「海の上のピアニスト」を観る2007/07/16

1900年、世紀の変わり目に、豪華客船ヴァージニア号のピアノの上に、木箱の中に入れられ捨てられていた赤ちゃんがいました。
彼を拾い、育てたのが黒人機関士でした。
彼はその赤ちゃんを「1900(ナインティーン・ハンドレッド)」と名づけ、かわいがりますが、事故で死んでしまいます。

1900は船底でずっと暮らしていたのですが、ある日、音楽に誘われ、船上に行きます。
そこは夢のような場所でした。
ある夜、ピアノを弾いている1900が見つかります。
彼には、ピアノの才能があったのです。
大人になり、船のバンドでピアノを弾くようになった1900ですが、彼が弾くピアノが有名になり、ジャズ・ピアニストが挑戦しにきたりします。
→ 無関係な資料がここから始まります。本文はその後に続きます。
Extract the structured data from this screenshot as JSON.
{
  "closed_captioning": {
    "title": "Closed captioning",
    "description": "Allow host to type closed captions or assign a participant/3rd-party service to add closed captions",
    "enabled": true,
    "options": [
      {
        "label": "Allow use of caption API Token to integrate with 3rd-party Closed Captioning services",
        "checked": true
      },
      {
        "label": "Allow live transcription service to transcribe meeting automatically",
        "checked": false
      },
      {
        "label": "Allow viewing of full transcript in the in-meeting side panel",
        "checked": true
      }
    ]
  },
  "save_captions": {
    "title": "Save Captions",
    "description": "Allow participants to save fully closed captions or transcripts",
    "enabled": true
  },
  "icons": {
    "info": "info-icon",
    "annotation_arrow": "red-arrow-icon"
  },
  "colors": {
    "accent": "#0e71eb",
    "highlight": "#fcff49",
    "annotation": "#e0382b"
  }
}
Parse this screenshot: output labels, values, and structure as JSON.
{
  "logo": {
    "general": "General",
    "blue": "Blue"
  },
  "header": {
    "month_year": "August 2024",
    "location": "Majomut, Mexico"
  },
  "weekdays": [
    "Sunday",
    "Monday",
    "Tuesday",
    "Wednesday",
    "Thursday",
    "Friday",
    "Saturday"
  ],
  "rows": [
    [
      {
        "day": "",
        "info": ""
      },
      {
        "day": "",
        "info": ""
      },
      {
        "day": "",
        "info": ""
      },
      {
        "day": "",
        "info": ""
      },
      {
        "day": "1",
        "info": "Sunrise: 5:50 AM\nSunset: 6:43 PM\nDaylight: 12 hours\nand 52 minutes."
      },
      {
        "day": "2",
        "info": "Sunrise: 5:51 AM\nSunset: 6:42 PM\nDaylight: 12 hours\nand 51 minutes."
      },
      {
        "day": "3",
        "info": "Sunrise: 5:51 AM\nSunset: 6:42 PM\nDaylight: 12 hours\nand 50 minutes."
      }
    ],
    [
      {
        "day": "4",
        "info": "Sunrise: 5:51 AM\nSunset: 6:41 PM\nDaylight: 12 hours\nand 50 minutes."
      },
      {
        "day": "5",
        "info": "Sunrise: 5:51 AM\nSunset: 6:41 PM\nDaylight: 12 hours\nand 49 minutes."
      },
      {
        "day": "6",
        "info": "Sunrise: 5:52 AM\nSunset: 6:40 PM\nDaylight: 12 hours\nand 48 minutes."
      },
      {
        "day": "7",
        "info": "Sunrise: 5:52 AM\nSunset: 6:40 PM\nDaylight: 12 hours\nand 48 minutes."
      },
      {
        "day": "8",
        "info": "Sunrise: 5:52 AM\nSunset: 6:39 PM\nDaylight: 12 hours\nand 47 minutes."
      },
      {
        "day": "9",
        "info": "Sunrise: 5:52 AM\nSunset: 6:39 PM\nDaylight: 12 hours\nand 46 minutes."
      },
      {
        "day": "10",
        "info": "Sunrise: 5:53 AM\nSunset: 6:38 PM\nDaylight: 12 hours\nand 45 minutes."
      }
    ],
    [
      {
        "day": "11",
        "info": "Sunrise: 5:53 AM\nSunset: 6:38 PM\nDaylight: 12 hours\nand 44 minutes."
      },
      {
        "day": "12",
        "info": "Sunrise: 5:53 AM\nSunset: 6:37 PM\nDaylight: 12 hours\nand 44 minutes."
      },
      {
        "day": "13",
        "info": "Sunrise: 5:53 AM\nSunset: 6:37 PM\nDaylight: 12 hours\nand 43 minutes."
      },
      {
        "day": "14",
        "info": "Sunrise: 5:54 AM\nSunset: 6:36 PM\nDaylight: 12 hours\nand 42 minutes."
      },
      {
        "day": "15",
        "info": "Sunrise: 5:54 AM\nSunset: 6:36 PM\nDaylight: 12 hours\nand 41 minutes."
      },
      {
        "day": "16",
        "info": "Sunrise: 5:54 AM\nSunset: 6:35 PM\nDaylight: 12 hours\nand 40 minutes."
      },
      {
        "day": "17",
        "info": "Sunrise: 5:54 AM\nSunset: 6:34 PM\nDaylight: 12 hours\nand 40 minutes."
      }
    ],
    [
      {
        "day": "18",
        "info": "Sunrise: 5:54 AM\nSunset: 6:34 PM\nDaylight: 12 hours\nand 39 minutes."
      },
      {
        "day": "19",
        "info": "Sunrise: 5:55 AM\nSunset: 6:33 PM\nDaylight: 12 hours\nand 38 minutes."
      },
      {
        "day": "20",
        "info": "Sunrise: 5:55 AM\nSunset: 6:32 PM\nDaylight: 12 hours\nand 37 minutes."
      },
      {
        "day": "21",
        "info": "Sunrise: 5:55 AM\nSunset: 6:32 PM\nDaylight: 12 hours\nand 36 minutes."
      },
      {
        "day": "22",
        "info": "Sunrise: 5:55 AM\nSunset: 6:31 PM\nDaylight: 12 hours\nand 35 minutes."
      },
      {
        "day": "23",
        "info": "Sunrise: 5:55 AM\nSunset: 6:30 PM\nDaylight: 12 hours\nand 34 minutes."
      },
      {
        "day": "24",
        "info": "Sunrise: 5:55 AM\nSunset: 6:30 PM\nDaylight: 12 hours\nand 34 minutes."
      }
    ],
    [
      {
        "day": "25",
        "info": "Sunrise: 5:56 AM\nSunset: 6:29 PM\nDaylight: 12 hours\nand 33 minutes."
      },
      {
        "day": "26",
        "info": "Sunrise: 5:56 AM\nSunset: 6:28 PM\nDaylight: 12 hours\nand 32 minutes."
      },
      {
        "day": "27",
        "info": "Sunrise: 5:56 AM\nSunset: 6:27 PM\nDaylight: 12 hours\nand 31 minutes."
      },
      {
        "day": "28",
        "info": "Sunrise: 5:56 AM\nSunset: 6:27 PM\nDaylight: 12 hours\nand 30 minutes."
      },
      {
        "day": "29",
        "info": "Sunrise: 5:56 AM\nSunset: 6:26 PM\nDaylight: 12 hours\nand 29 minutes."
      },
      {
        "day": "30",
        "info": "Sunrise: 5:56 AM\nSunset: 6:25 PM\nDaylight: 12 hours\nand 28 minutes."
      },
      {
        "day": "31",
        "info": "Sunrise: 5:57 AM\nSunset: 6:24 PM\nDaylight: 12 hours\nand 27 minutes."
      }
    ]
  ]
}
1900と友だちになるのが、さえないトランペット吹きのマックスです。
初めての船旅に、船酔いをして船上を彷徨っているときに、1900と出会います。
1900はマックスにピアノのストッパーを外し、一緒に椅子に座るようにといいます。
船の揺れと共にワルツを踊るかのように動くピアノと1900の弾くピアノは夢の世界のようです。
国籍も市民権も何もない1900は、船から降りることができません。
彼は乗客が乗り降りするのを見ているだけなのです。
ある日、彼の音楽を録音しているときに、一人の女性に1900は引きつけられます。
録音した音楽は個人的なものだからと言って、契約を破棄し、録音盤をその女性に渡そうと頑張る1900でしたが、きっかけを上手く掴めません。
彼女が船を降りる時にやっと話しかけるのですが、録音盤は渡せませんでした。
1900は録音盤を割って捨ててしまいます。
その後、船を降りることを決心する1900ですが、タラップの中間まで行くのですが、地上には降りることはできませんでした。

それから何年も経ち、マックスは船を降り、自分のトランペットを売りに楽器店に行きます。
最後にトランペットを吹かせてもらっていた時に、店主があの無くなってしまったはずの音楽を流すのです。
マックスがピアノの中に入れた録音盤を、店主は丁寧に直していたのです。
マックスは店主に1900のことを話し始めます。

ヴァージニア号はその使命を終え、ダイナマイトで壊されようとしています。
マックスは1900は必ず船の中にいると思い、彼を救おうとします。
店主から録音盤を借り、船の中でかけ、1900を呼び出します。
1900はいましたが、船から降りようとはしません。
彼は自分には船の上の世界で十分だというのです。
地上はあまりにも大きすぎる。その大きさを考えると、彼は外の世界に踏み出せないのです。

あり得ない物語ですが、これが本当の話かどうかは問題ではなく、一つの"Legend"として考えればいいのでしょう。(英語のタイトルが"THE LEGEND OF 1900"です)

映像と音楽の美しさに圧倒される映画です。